6-Nitrobenzo­[b]­thiophene 1,1-dioxide (Stattic) is a potent signal transducer and activator of the transcription 3 (STAT3) inhibitor developed originally for anticancer therapy. However, Stattic harbors several STAT3 inhibition-independent biological effects. To improve the properties of Stattic, we prepared a series of analogues derived from 6-aminobenzo­[b]­thiophene 1,1-dioxide, a compound directly obtained from the reduction of Stattic, that includes a methoxybenzylamino derivative (K2071) with optimized physicochemical characteristics, including the ability to cross the blood–brain barrier. Besides inhibiting the interleukin-6-stimulated activity of STAT3 mediated by tyrosine 705 phosphorylation, K2071 also showed cytotoxicity against a set of human glioblastoma-derived cell lines.

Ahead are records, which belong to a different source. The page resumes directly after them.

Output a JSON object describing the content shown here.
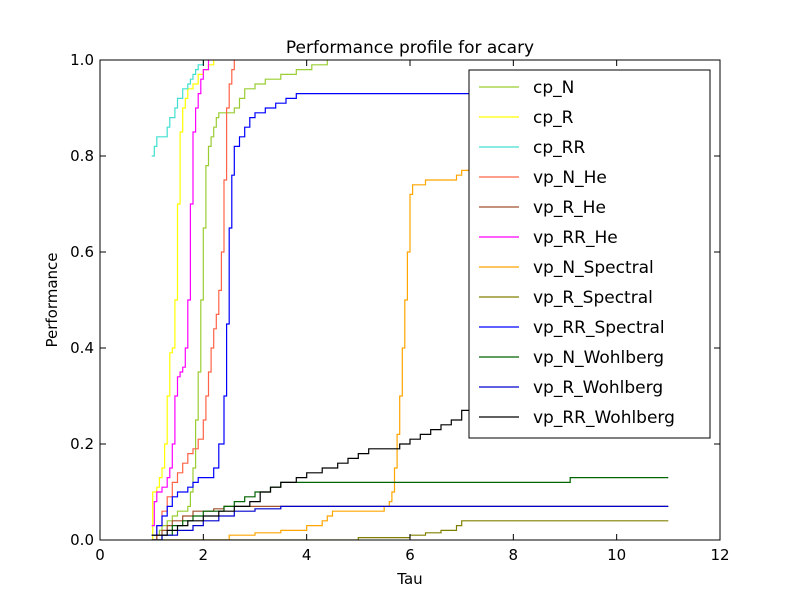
{
  "chart_data": {
    "type": "line",
    "title": "Performance profile for acary",
    "xlabel": "Tau",
    "ylabel": "Performance",
    "xlim": [
      0,
      12
    ],
    "ylim": [
      0,
      1.0
    ],
    "x_ticks": [
      "0",
      "2",
      "4",
      "6",
      "8",
      "10",
      "12"
    ],
    "y_ticks": [
      "0.0",
      "0.2",
      "0.4",
      "0.6",
      "0.8",
      "1.0"
    ],
    "grid": false,
    "legend_position": "top-right",
    "series": [
      {
        "name": "cp_N",
        "color": "#9acd32",
        "points": [
          [
            1.0,
            0.0
          ],
          [
            1.05,
            0.0
          ],
          [
            1.1,
            0.01
          ],
          [
            1.15,
            0.02
          ],
          [
            1.2,
            0.03
          ],
          [
            1.3,
            0.04
          ],
          [
            1.4,
            0.05
          ],
          [
            1.5,
            0.06
          ],
          [
            1.6,
            0.06
          ],
          [
            1.7,
            0.07
          ],
          [
            1.75,
            0.1
          ],
          [
            1.8,
            0.15
          ],
          [
            1.85,
            0.25
          ],
          [
            1.9,
            0.35
          ],
          [
            1.95,
            0.5
          ],
          [
            2.0,
            0.65
          ],
          [
            2.05,
            0.78
          ],
          [
            2.1,
            0.82
          ],
          [
            2.15,
            0.84
          ],
          [
            2.2,
            0.86
          ],
          [
            2.25,
            0.88
          ],
          [
            2.3,
            0.89
          ],
          [
            2.5,
            0.89
          ],
          [
            2.6,
            0.9
          ],
          [
            2.7,
            0.92
          ],
          [
            2.8,
            0.94
          ],
          [
            3.0,
            0.95
          ],
          [
            3.2,
            0.96
          ],
          [
            3.5,
            0.97
          ],
          [
            3.8,
            0.98
          ],
          [
            4.1,
            0.99
          ],
          [
            4.4,
            1.0
          ]
        ]
      },
      {
        "name": "cp_R",
        "color": "#ffff00",
        "points": [
          [
            1.0,
            0.0
          ],
          [
            1.02,
            0.1
          ],
          [
            1.1,
            0.11
          ],
          [
            1.15,
            0.13
          ],
          [
            1.2,
            0.15
          ],
          [
            1.25,
            0.2
          ],
          [
            1.3,
            0.3
          ],
          [
            1.35,
            0.39
          ],
          [
            1.4,
            0.4
          ],
          [
            1.45,
            0.5
          ],
          [
            1.5,
            0.7
          ],
          [
            1.55,
            0.85
          ],
          [
            1.6,
            0.9
          ],
          [
            1.65,
            0.92
          ],
          [
            1.7,
            0.94
          ],
          [
            1.8,
            0.95
          ],
          [
            1.9,
            0.97
          ],
          [
            2.0,
            0.98
          ],
          [
            2.1,
            0.99
          ],
          [
            2.2,
            1.0
          ]
        ]
      },
      {
        "name": "cp_RR",
        "color": "#40e0d0",
        "points": [
          [
            1.0,
            0.8
          ],
          [
            1.05,
            0.82
          ],
          [
            1.1,
            0.84
          ],
          [
            1.25,
            0.84
          ],
          [
            1.3,
            0.86
          ],
          [
            1.35,
            0.88
          ],
          [
            1.45,
            0.9
          ],
          [
            1.5,
            0.92
          ],
          [
            1.6,
            0.94
          ],
          [
            1.7,
            0.95
          ],
          [
            1.75,
            0.96
          ],
          [
            1.8,
            0.97
          ],
          [
            1.85,
            0.98
          ],
          [
            1.9,
            0.99
          ],
          [
            2.0,
            1.0
          ]
        ]
      },
      {
        "name": "vp_N_He",
        "color": "#ff6347",
        "points": [
          [
            1.0,
            0.0
          ],
          [
            1.1,
            0.03
          ],
          [
            1.2,
            0.06
          ],
          [
            1.3,
            0.09
          ],
          [
            1.4,
            0.12
          ],
          [
            1.5,
            0.14
          ],
          [
            1.6,
            0.16
          ],
          [
            1.7,
            0.18
          ],
          [
            1.8,
            0.19
          ],
          [
            1.9,
            0.21
          ],
          [
            2.0,
            0.25
          ],
          [
            2.05,
            0.3
          ],
          [
            2.1,
            0.35
          ],
          [
            2.15,
            0.4
          ],
          [
            2.2,
            0.44
          ],
          [
            2.25,
            0.47
          ],
          [
            2.3,
            0.52
          ],
          [
            2.35,
            0.6
          ],
          [
            2.4,
            0.75
          ],
          [
            2.45,
            0.9
          ],
          [
            2.5,
            0.95
          ],
          [
            2.55,
            0.98
          ],
          [
            2.6,
            1.0
          ]
        ]
      },
      {
        "name": "vp_R_He",
        "color": "#a0522d",
        "points": [
          [
            1.0,
            0.0
          ],
          [
            1.1,
            0.01
          ],
          [
            1.2,
            0.02
          ],
          [
            1.3,
            0.03
          ],
          [
            1.4,
            0.04
          ],
          [
            1.6,
            0.05
          ],
          [
            1.8,
            0.06
          ],
          [
            2.0,
            0.06
          ],
          [
            2.2,
            0.065
          ],
          [
            2.4,
            0.07
          ],
          [
            11.0,
            0.07
          ]
        ]
      },
      {
        "name": "vp_RR_He",
        "color": "#ff00ff",
        "points": [
          [
            1.0,
            0.03
          ],
          [
            1.05,
            0.08
          ],
          [
            1.1,
            0.1
          ],
          [
            1.2,
            0.11
          ],
          [
            1.3,
            0.13
          ],
          [
            1.35,
            0.15
          ],
          [
            1.4,
            0.2
          ],
          [
            1.45,
            0.3
          ],
          [
            1.5,
            0.34
          ],
          [
            1.55,
            0.35
          ],
          [
            1.6,
            0.36
          ],
          [
            1.65,
            0.4
          ],
          [
            1.7,
            0.5
          ],
          [
            1.75,
            0.7
          ],
          [
            1.8,
            0.85
          ],
          [
            1.85,
            0.9
          ],
          [
            1.9,
            0.93
          ],
          [
            1.95,
            0.96
          ],
          [
            2.0,
            0.98
          ],
          [
            2.1,
            1.0
          ]
        ]
      },
      {
        "name": "vp_N_Spectral",
        "color": "#ffa500",
        "points": [
          [
            1.0,
            0.0
          ],
          [
            2.0,
            0.0
          ],
          [
            2.5,
            0.01
          ],
          [
            3.0,
            0.015
          ],
          [
            3.5,
            0.02
          ],
          [
            4.0,
            0.03
          ],
          [
            4.3,
            0.04
          ],
          [
            4.4,
            0.05
          ],
          [
            4.5,
            0.06
          ],
          [
            5.4,
            0.06
          ],
          [
            5.5,
            0.07
          ],
          [
            5.6,
            0.08
          ],
          [
            5.65,
            0.1
          ],
          [
            5.7,
            0.15
          ],
          [
            5.75,
            0.22
          ],
          [
            5.8,
            0.3
          ],
          [
            5.85,
            0.4
          ],
          [
            5.9,
            0.5
          ],
          [
            5.95,
            0.6
          ],
          [
            6.0,
            0.72
          ],
          [
            6.05,
            0.74
          ],
          [
            6.3,
            0.75
          ],
          [
            6.9,
            0.76
          ],
          [
            7.0,
            0.77
          ],
          [
            7.5,
            0.78
          ],
          [
            11.0,
            0.78
          ]
        ]
      },
      {
        "name": "vp_R_Spectral",
        "color": "#808000",
        "points": [
          [
            1.0,
            0.0
          ],
          [
            4.6,
            0.0
          ],
          [
            5.0,
            0.005
          ],
          [
            6.0,
            0.01
          ],
          [
            6.3,
            0.015
          ],
          [
            6.6,
            0.02
          ],
          [
            6.9,
            0.03
          ],
          [
            7.0,
            0.04
          ],
          [
            8.0,
            0.04
          ],
          [
            9.0,
            0.04
          ],
          [
            11.0,
            0.04
          ]
        ]
      },
      {
        "name": "vp_RR_Spectral",
        "color": "#0000ff",
        "points": [
          [
            1.0,
            0.01
          ],
          [
            1.1,
            0.03
          ],
          [
            1.2,
            0.05
          ],
          [
            1.3,
            0.07
          ],
          [
            1.4,
            0.09
          ],
          [
            1.5,
            0.1
          ],
          [
            1.7,
            0.11
          ],
          [
            1.8,
            0.12
          ],
          [
            1.9,
            0.13
          ],
          [
            2.1,
            0.13
          ],
          [
            2.2,
            0.15
          ],
          [
            2.3,
            0.2
          ],
          [
            2.4,
            0.3
          ],
          [
            2.45,
            0.45
          ],
          [
            2.5,
            0.65
          ],
          [
            2.55,
            0.76
          ],
          [
            2.6,
            0.82
          ],
          [
            2.7,
            0.84
          ],
          [
            2.8,
            0.86
          ],
          [
            2.9,
            0.88
          ],
          [
            3.0,
            0.89
          ],
          [
            3.2,
            0.9
          ],
          [
            3.4,
            0.91
          ],
          [
            3.6,
            0.92
          ],
          [
            3.8,
            0.93
          ],
          [
            11.0,
            0.93
          ]
        ]
      },
      {
        "name": "vp_N_Wohlberg",
        "color": "#006400",
        "points": [
          [
            1.0,
            0.0
          ],
          [
            1.2,
            0.01
          ],
          [
            1.4,
            0.03
          ],
          [
            1.6,
            0.04
          ],
          [
            1.8,
            0.05
          ],
          [
            2.0,
            0.06
          ],
          [
            2.2,
            0.06
          ],
          [
            2.4,
            0.07
          ],
          [
            2.6,
            0.08
          ],
          [
            2.8,
            0.09
          ],
          [
            3.0,
            0.1
          ],
          [
            3.3,
            0.11
          ],
          [
            3.5,
            0.12
          ],
          [
            4.0,
            0.12
          ],
          [
            5.0,
            0.12
          ],
          [
            6.0,
            0.12
          ],
          [
            7.0,
            0.12
          ],
          [
            9.0,
            0.12
          ],
          [
            9.1,
            0.13
          ],
          [
            11.0,
            0.13
          ]
        ]
      },
      {
        "name": "vp_R_Wohlberg",
        "color": "#0000cd",
        "points": [
          [
            1.0,
            0.0
          ],
          [
            1.2,
            0.01
          ],
          [
            1.5,
            0.02
          ],
          [
            1.8,
            0.03
          ],
          [
            2.0,
            0.04
          ],
          [
            2.3,
            0.05
          ],
          [
            2.6,
            0.06
          ],
          [
            3.0,
            0.065
          ],
          [
            3.5,
            0.07
          ],
          [
            11.0,
            0.07
          ]
        ]
      },
      {
        "name": "vp_RR_Wohlberg",
        "color": "#000000",
        "points": [
          [
            1.0,
            0.01
          ],
          [
            1.3,
            0.02
          ],
          [
            1.5,
            0.03
          ],
          [
            1.7,
            0.04
          ],
          [
            2.0,
            0.05
          ],
          [
            2.3,
            0.06
          ],
          [
            2.6,
            0.07
          ],
          [
            2.9,
            0.08
          ],
          [
            3.1,
            0.1
          ],
          [
            3.3,
            0.11
          ],
          [
            3.5,
            0.12
          ],
          [
            3.8,
            0.13
          ],
          [
            4.0,
            0.14
          ],
          [
            4.3,
            0.15
          ],
          [
            4.6,
            0.16
          ],
          [
            4.8,
            0.17
          ],
          [
            5.0,
            0.18
          ],
          [
            5.2,
            0.19
          ],
          [
            5.5,
            0.19
          ],
          [
            5.8,
            0.2
          ],
          [
            6.0,
            0.21
          ],
          [
            6.2,
            0.22
          ],
          [
            6.4,
            0.23
          ],
          [
            6.6,
            0.24
          ],
          [
            6.8,
            0.25
          ],
          [
            7.0,
            0.27
          ],
          [
            7.2,
            0.28
          ],
          [
            7.5,
            0.28
          ]
        ]
      }
    ]
  }
}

In contrast to the core compound, a part of K2071 cytotoxicity reflected a STAT3 inhibition-independent block of mitotic progression in the prophase, affecting mitotic spindle formation, indicating that K2071 also acts as a mitotic poison. Compared to Stattic, K2071 was significantly less thiol-reactive. In addition, K2071 affected cell migration, suppressed cell proliferation in tumor spheroids, exerted cytotoxicity for glioblastoma temozolomide-induced senescent cells, and inhibited the secretion of the proinflammatory cytokine monocyte chemoattractant protein 1 (MCP-1) in senescent cells. Importantly, K2071 was well tolerated in mice, lacking manifestations of acute toxicity. The structure–activity relationship analysis of the K2071 molecule revealed the necessity of the para-substituted methoxyphenyl motif for antimitotic but not overall cytotoxic activity of its derivatives. Altogether, these results indicate that compound K2071 is a novel Stattic-derived STAT3 inhibitor and a mitotic poison with anticancer and senotherapeutic properties that is effective on glioblastoma cells and may be further developed as an agent for glioblastoma therapy.